ISLAMABAD: Crude oil prices remained on a downward slide on Tuesday amid concern over excessive supply and slowing demand growth. As of 1230 hours GMT, Brent, the international benchmark for two-thirds of the world’s oil, shed $0.42 (-0.55 percent) to reach $75.61 a barrel. The West Texas Intermediate (WTI), the main oil benchmark for North America, went down by $0.34 (-0.48 percent) to $70.98 a barrel. Both benchmarks hit their lowest levels since late June on Thursday last. However, the price of Russian Sokol increased by $0.19 (+0.27 percent) to $71.49. Arab Light prices witnessed an increase of $0.31 (+0.39 percent) to reach $80.36 a barrel. On the other hand, the price for Opec Basket remained unchanged at $77.47 a barrel. The OPEC Reference Basket of Crudes (ORB) is made up of Saharan Blend, Girassol, Djeno, Zafiro, Rabi Light, Iran Heavy, Basra Light, Kuwait Export, Es Sider, Bonny Light, Arab Light, Murban and Merey. TLTP
Oil made gains earlier in the day due to escalating supply risks in the Middle East after an attack by the Iran-aligned Houthis on a tanker. A cruise missile launched from Houthi-controlled Yemen struck a commercial chemical tanker, causing a fire and damage but no casualties in the latest such attack to heighten safety risks for tankers in vital shipping lanes.

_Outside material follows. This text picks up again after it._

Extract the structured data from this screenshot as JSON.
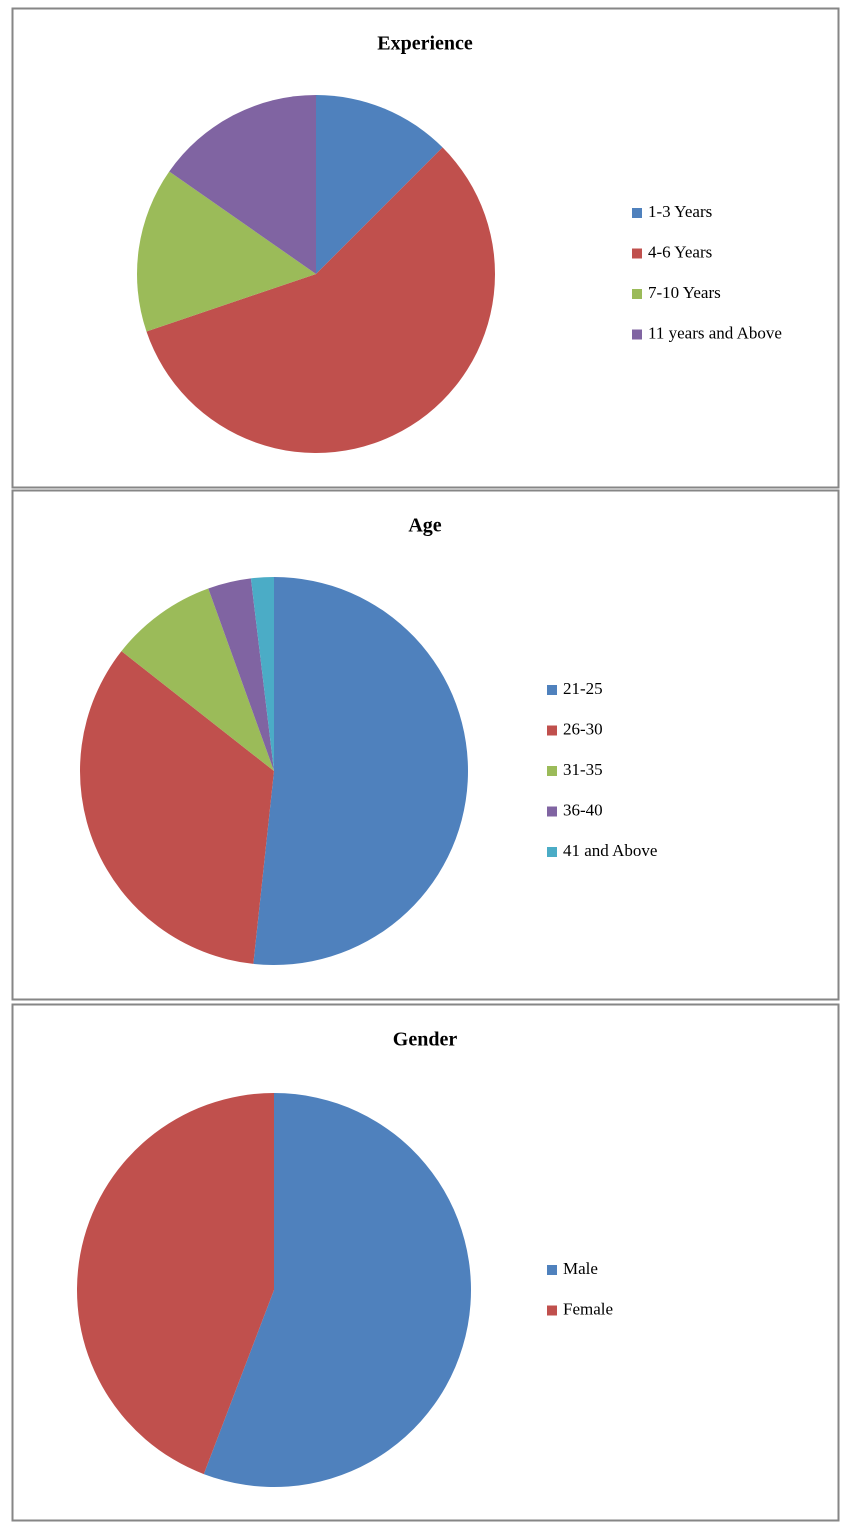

Global oil demand growth is set to slow in 2024 with OPEC and the International Energy Agency split on the extent, and a recent OPEC+ deal to limit supply underwhelmed the market.

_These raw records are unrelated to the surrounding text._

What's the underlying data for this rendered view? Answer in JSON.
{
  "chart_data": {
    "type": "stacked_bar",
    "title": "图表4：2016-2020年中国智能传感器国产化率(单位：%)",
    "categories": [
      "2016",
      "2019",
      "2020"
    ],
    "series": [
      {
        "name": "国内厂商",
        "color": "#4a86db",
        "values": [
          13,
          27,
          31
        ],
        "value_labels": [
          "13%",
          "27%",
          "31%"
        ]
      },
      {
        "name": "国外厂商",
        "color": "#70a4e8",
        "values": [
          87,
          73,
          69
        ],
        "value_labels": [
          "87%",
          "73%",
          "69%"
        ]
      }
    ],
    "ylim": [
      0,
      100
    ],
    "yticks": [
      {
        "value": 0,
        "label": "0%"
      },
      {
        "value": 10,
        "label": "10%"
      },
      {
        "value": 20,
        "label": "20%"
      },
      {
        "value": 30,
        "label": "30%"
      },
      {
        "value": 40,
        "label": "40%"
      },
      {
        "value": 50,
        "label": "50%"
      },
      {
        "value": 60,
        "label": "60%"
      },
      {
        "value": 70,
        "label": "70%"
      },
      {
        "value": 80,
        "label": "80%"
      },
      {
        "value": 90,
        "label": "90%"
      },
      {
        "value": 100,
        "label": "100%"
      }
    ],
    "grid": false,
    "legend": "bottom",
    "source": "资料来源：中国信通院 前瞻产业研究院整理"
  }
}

Investors were also cautious ahead of a crucial US inflation report and interest rate decision. The Consumer Price Index (CPI) report was due out on Tuesday, while the Federal Open Markets Committee’s two-day policy meeting ends on Wednesday (December 13).
Oil prices lowered despite the US efforts to replenish strategic reserves provided support, as concerns persist about oversupply and softer fuel demand growth next year. The recent price weakness drew demand from the United States, which has sought up to 3 million barrels of crude for the Strategic Petroleum Reserve (SPR) in March 2024.

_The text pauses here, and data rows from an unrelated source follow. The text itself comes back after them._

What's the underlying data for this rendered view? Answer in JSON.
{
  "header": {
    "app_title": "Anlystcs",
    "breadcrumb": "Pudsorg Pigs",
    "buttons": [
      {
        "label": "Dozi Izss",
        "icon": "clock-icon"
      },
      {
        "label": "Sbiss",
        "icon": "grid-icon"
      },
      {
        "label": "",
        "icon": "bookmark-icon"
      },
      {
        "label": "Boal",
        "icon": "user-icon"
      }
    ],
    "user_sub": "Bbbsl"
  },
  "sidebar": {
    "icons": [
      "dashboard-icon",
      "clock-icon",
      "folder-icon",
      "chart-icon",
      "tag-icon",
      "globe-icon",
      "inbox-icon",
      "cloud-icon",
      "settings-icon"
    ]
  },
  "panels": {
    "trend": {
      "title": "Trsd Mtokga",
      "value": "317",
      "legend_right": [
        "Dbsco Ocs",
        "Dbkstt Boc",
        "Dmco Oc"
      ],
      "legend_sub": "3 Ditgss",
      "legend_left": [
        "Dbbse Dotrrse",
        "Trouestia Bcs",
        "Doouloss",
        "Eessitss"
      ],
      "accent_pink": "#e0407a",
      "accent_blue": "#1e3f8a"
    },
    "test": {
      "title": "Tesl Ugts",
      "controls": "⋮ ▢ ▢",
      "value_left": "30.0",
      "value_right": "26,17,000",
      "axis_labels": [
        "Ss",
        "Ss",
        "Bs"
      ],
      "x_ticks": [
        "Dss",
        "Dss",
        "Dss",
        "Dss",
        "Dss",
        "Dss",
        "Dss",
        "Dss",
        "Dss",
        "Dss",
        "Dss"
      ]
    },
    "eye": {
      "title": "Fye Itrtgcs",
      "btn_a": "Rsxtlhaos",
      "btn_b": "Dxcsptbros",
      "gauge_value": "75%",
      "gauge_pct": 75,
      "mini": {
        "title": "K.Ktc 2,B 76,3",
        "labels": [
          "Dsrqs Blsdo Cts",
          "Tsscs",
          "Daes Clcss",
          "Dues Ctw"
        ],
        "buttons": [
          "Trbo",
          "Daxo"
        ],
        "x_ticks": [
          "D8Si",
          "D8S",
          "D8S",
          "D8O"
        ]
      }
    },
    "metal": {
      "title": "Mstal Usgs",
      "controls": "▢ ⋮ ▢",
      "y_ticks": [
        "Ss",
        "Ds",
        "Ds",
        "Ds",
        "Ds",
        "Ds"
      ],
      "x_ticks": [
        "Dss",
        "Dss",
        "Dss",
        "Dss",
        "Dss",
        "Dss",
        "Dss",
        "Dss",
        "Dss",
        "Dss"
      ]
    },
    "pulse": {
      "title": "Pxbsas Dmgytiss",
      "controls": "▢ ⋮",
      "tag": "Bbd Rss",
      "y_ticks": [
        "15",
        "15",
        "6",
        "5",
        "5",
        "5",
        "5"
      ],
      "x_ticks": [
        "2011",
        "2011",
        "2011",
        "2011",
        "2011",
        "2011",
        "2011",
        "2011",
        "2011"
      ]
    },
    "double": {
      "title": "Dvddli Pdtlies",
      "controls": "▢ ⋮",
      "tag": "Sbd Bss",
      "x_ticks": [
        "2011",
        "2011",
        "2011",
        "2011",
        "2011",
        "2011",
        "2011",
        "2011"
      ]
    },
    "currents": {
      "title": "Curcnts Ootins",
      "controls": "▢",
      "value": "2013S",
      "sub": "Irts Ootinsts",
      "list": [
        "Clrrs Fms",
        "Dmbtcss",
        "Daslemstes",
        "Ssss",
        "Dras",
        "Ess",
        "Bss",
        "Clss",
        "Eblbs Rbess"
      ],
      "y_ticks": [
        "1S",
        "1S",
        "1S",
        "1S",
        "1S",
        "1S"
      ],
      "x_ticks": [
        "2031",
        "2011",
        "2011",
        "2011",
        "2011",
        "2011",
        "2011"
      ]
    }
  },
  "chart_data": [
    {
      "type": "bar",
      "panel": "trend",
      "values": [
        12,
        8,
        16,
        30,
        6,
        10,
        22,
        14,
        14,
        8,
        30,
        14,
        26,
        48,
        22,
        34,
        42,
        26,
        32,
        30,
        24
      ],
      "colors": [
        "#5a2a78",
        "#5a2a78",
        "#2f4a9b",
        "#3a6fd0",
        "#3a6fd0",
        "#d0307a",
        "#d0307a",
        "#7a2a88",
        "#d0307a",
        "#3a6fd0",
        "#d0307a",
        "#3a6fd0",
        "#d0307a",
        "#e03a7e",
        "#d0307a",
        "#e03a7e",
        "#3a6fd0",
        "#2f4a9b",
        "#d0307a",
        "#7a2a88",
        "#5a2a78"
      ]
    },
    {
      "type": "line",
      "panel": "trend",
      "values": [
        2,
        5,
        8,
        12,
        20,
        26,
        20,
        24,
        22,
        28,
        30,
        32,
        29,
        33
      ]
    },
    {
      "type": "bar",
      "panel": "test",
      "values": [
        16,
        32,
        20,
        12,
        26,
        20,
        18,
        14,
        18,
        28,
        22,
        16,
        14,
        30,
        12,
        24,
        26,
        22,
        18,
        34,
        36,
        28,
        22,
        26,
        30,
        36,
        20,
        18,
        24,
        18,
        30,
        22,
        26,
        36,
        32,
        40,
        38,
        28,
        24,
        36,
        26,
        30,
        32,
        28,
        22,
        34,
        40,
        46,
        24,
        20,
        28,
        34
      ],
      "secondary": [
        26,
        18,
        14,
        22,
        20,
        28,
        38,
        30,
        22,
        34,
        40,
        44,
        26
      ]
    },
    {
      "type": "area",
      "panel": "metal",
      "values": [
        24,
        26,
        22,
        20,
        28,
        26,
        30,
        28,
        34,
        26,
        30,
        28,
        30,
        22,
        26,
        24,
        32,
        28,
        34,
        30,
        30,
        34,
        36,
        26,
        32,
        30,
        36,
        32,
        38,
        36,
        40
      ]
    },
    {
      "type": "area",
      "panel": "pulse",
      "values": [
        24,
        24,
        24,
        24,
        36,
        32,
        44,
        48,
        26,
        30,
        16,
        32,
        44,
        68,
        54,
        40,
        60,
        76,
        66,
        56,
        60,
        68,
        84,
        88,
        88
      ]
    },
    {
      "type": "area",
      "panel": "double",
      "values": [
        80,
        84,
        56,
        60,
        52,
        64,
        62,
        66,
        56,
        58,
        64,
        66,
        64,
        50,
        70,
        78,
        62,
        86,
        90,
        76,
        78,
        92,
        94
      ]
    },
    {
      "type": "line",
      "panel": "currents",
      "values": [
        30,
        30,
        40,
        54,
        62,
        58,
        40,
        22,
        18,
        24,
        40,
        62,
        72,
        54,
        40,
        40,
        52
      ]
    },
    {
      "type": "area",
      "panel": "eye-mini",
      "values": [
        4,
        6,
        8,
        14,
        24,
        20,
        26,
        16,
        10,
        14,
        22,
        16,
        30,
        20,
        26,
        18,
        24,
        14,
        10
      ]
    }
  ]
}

Despite the Organization of the Petroleum Exporting Countries (OPEC) and allies, together known as OPEC+, having pledged to cut 2.2 million barrels per day (bpd) of production in the first quarter, investors remain sceptical about compliance. Output growth in non-OPEC countries is expected to lead to excess supply next year.
Brent and WTI crude futures slid to their lowest since late June on Thursday, a sign that many traders believe the market is oversupplied.